Arriva in jeans e giubbotto sportivo, si siede al tavolino di uno dei bar più antichi di Castellammare di Stabia (Napoli), e le prime parole che dice sono queste: “Delle indagini di Consip non parlo”. E’ la precondizione del maggiore dei carabinieri Gianpaolo Scafarto, l’investigatore di punta dell’inchiesta che arrivò ad Alfredo Romeo, al Giglio Magico e a Babbo Renzi, per accettare l’intervista sulla sua candidatura al consiglio comunale di Scafati (Salerno). Scafarto si candida in una lista chiamata “Liberal Democratici”, in coalizione del candidato sindaco Corrado Scarlato, è alleata con “Scafati Viva”, cioé “Italia Viva” in salsa civico-paesana, stesso simbolo e stessa ispirazione politica, stesso logo a forma di gabbiano che evoca la figura di Matteo Renzi.

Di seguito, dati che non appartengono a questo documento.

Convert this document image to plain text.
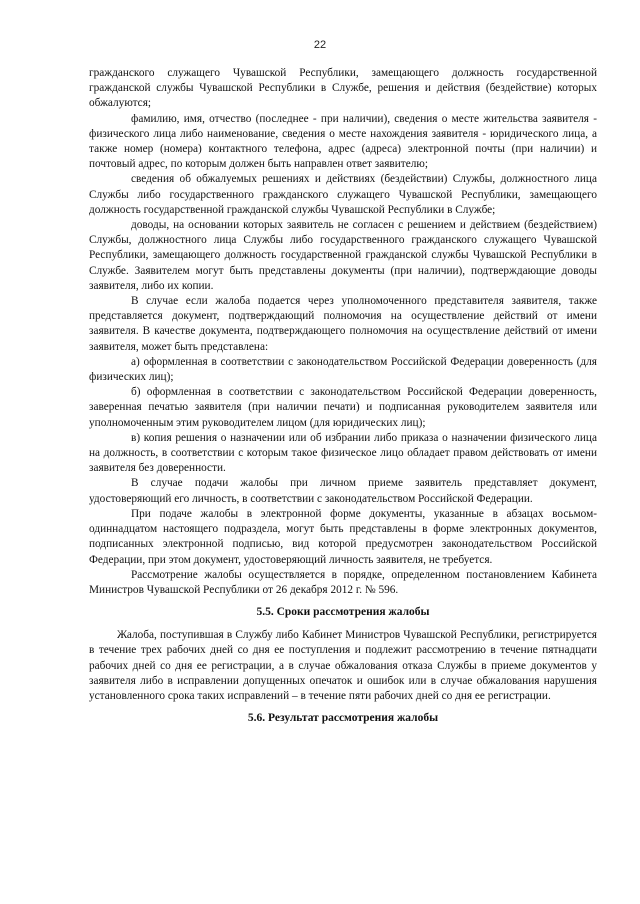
22

гражданского служащего Чувашской Республики, замещающего должность государственной гражданской службы Чувашской Республики в Службе, решения и действия (бездействие) которых обжалуются;

фамилию, имя, отчество (последнее - при наличии), сведения о месте жительства заявителя - физического лица либо наименование, сведения о месте нахождения заявителя - юридического лица, а также номер (номера) контактного телефона, адрес (адреса) электронной почты (при наличии) и почтовый адрес, по которым должен быть направлен ответ заявителю;

сведения об обжалуемых решениях и действиях (бездействии) Службы, должностного лица Службы либо государственного гражданского служащего Чувашской Республики, замещающего должность государственной гражданской службы Чувашской Республики в Службе;

доводы, на основании которых заявитель не согласен с решением и действием (бездействием) Службы, должностного лица Службы либо государственного гражданского служащего Чувашской Республики, замещающего должность государственной гражданской службы Чувашской Республики в Службе. Заявителем могут быть представлены документы (при наличии), подтверждающие доводы заявителя, либо их копии.

В случае если жалоба подается через уполномоченного представителя заявителя, также представляется документ, подтверждающий полномочия на осуществление действий от имени заявителя. В качестве документа, подтверждающего полномочия на осуществление действий от имени заявителя, может быть представлена:

а) оформленная в соответствии с законодательством Российской Федерации доверенность (для физических лиц);

б) оформленная в соответствии с законодательством Российской Федерации доверенность, заверенная печатью заявителя (при наличии печати) и подписанная руководителем заявителя или уполномоченным этим руководителем лицом (для юридических лиц);

в) копия решения о назначении или об избрании либо приказа о назначении физического лица на должность, в соответствии с которым такое физическое лицо обладает правом действовать от имени заявителя без доверенности.

В случае подачи жалобы при личном приеме заявитель представляет документ, удостоверяющий его личность, в соответствии с законодательством Российской Федерации.

При подаче жалобы в электронной форме документы, указанные в абзацах восьмом-одиннадцатом настоящего подраздела, могут быть представлены в форме электронных документов, подписанных электронной подписью, вид которой предусмотрен законодательством Российской Федерации, при этом документ, удостоверяющий личность заявителя, не требуется.

Рассмотрение жалобы осуществляется в порядке, определенном постановлением Кабинета Министров Чувашской Республики от 26 декабря 2012 г. № 596.

5.5. Сроки рассмотрения жалобы

Жалоба, поступившая в Службу либо Кабинет Министров Чувашской Республики, регистрируется в течение трех рабочих дней со дня ее поступления и подлежит рассмотрению в течение пятнадцати рабочих дней со дня ее регистрации, а в случае обжалования отказа Службы в приеме документов у заявителя либо в исправлении допущенных опечаток и ошибок или в случае обжалования нарушения установленного срока таких исправлений – в течение пяти рабочих дней со дня ее регистрации.

5.6. Результат рассмотрения жалобы
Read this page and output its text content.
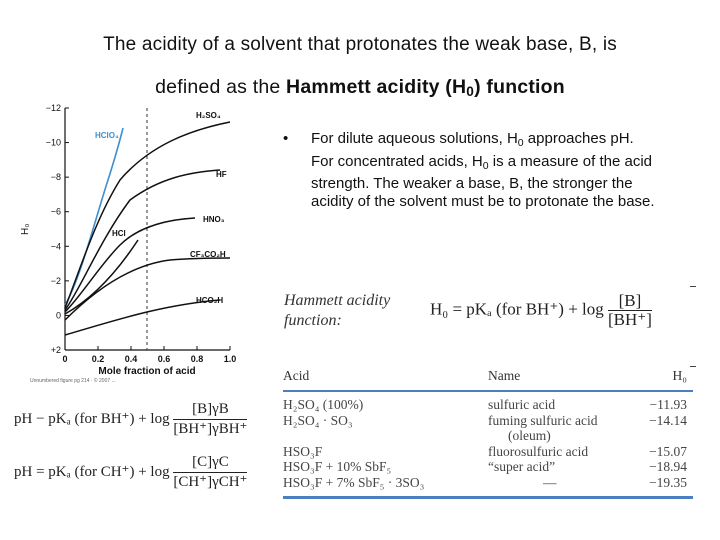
The acidity of a solvent that protonates the weak base, B, is
defined as the Hammett acidity $(H_0)$ function
−12
−10
−8
−6
−4
−2
0
+2
0	0.2 0.4 0.6 0.8 1.0
H₀
Mole fraction of acid
H₂SO₄
HClO₄
HF
HNO₃
HCl
CF₃CO₂H
HCO₂H
Unnumbered figure pg 214 · © 2007 ...
• For dilute aqueous solutions, $H_0$ approaches pH. For concentrated acids, $H_0$ is a measure of the acid strength. The weaker a base, B, the stronger the acidity of the solvent must be to protonate the base.
Hammett acidity
function:
H₀ = pKₐ (for $BH^+) + \log \frac{[B]}{[BH^+]}$
Acid	Name	H₀
H₂SO₄ (100%)	sulfuric acid	−11.93
H₂SO₄ · SO₃	fuming sulfuric acid	−14.14
	(oleum)	
HSO₃F	fluorosulfuric acid	−15.07
HSO₃F + 10% SbF₅	“super acid”	−18.94
HSO₃F + 7% SbF₅ · 3SO₃	—	−19.35
pH − pKₐ (for $BH^+) + \log \frac{[B]\gamma B}{\text{[BH⁺]γBH⁺}}$
pH = pKₐ (for $CH^+) + \log \frac{[C]\gamma C}{\text{[CH⁺]γCH⁺}}$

Va bene, di Consip non parliamo. Ma posso almeno chiederle se non teme che la sua candidatura in una lista alleata con i renziani venga interpretata in maniera strumentale?
Perché dovrebbe esserlo?

Perché nel giugno 2018 lei fu nominato assessore a Castellammare di Stabia (Napoli) in una giunta di Forza Italia e Renzi, all’epoca Pd, disse che quella era la prova che lei e gli investigatori del Nucleo Operativo Ecologico dei carabinieri guidati dal colonnello Sergio De Caprio avevate indagato mossi da fini politici, come avversari politici, e qualcuno gli venne dietro. Un concetto che Renzi ha ribadito durante la deposizione da testimone al processo di Roma sul caso Consip che la vede imputato. Ora chissà cosa diranno sulla sua candidatura in alleanza coi renziani.
E cosa diranno? Che ho fatto tutto questo per diventare consigliere comunale a Scafati dopo aver fatto l’assessore alla Legalità e alla Sicurezza a Castellammare lavorando 12 ore al giorno per 700 euro al mese? Siamo seri. A parte che io, in fondo, non ho remore contro Renzi e questa candidatura dimostra la mia terzietà rispetto alle accuse che mi sono state mosse, le rivelo che nel 2018 mi fu offerta una candidatura da sicura elezione in Parlamento e rinunciai. In quel caso, sì, la mia candidatura sarebbe apparsa strumentale e per questo decisi di rinunciare.

Questa ci giunge nuova, è una notizia. Quale partito le offrì uno scranno in Parlamento?
(Scafarto sorride e non risponde).

Proviamo a indovinarlo: sul Fatto l’anno scorso abbiamo scritto che Luigi Di Maio nel 2018, poco dopo le elezioni politiche dichiarò in una trasmissione di Rai 3 che aveva incontrato “esponenti delle forze dell’ordine di una grande inchiesta che non possiamo dire, di ribalta nazionale, il cui nucleo fu smembrato e loro sono stati mandati a portare la carta igienica nella scuola ufficiali… ci sono tante ingiustizie nel Paese…”. Si riferiva al Noe: l’allora leader dei Cinque Stelle aveva incontrato tre carabinieri che lavorarono con lei a mettere le cimici negli uffici di Romeo a Roma. Fu il M5s a offrirle la candidatura?
(Scafarto seguita a sorridere e non risponde).

Ci dica almeno se rimpiange di non essere diventato onorevole.
No, sono sicuro di aver fatto bene, in quel caso sì la mia candidatura sarebbe stata interpretata in maniera scorretta e strumentale.

Perché si candida al consiglio comunale di Scafati?
Ho un legame forte con quel territorio, i miei genitori hanno tanti amici lì, ci ho lavorato tre anni, dal 2006 al 2008, come comandante della Tenenza di Scafati, fummo io e la mia squadra a scoprire e ritrovare l’auto rubata e usata dagli assassini del tenente Pittoni durante la rapina alle poste di Pagani. E nei cinque anni successivi ho lavorato al Nucleo Operativo e Radiomobile della Compagnia di Nocera Inferiore, sempre occupandomi di quel territorio, che conosco bene in tutti i suoi problemi.

Scarlato l’ha voluta perché è un nome famoso?
Non credo. Credo che abbia apprezzato le mie competenze e la mia professionalità. Ho anche dato un piccolo contributo alla stesura del programma, nella parte relativa ai temi dell’ambiente, della sicurezza e della raccolta differenziata dei rifiuti. Un contributo frutto delle mie esperienze al Nucleo Operativo Ecologico dei carabinieri e nella giunta di Castellammare.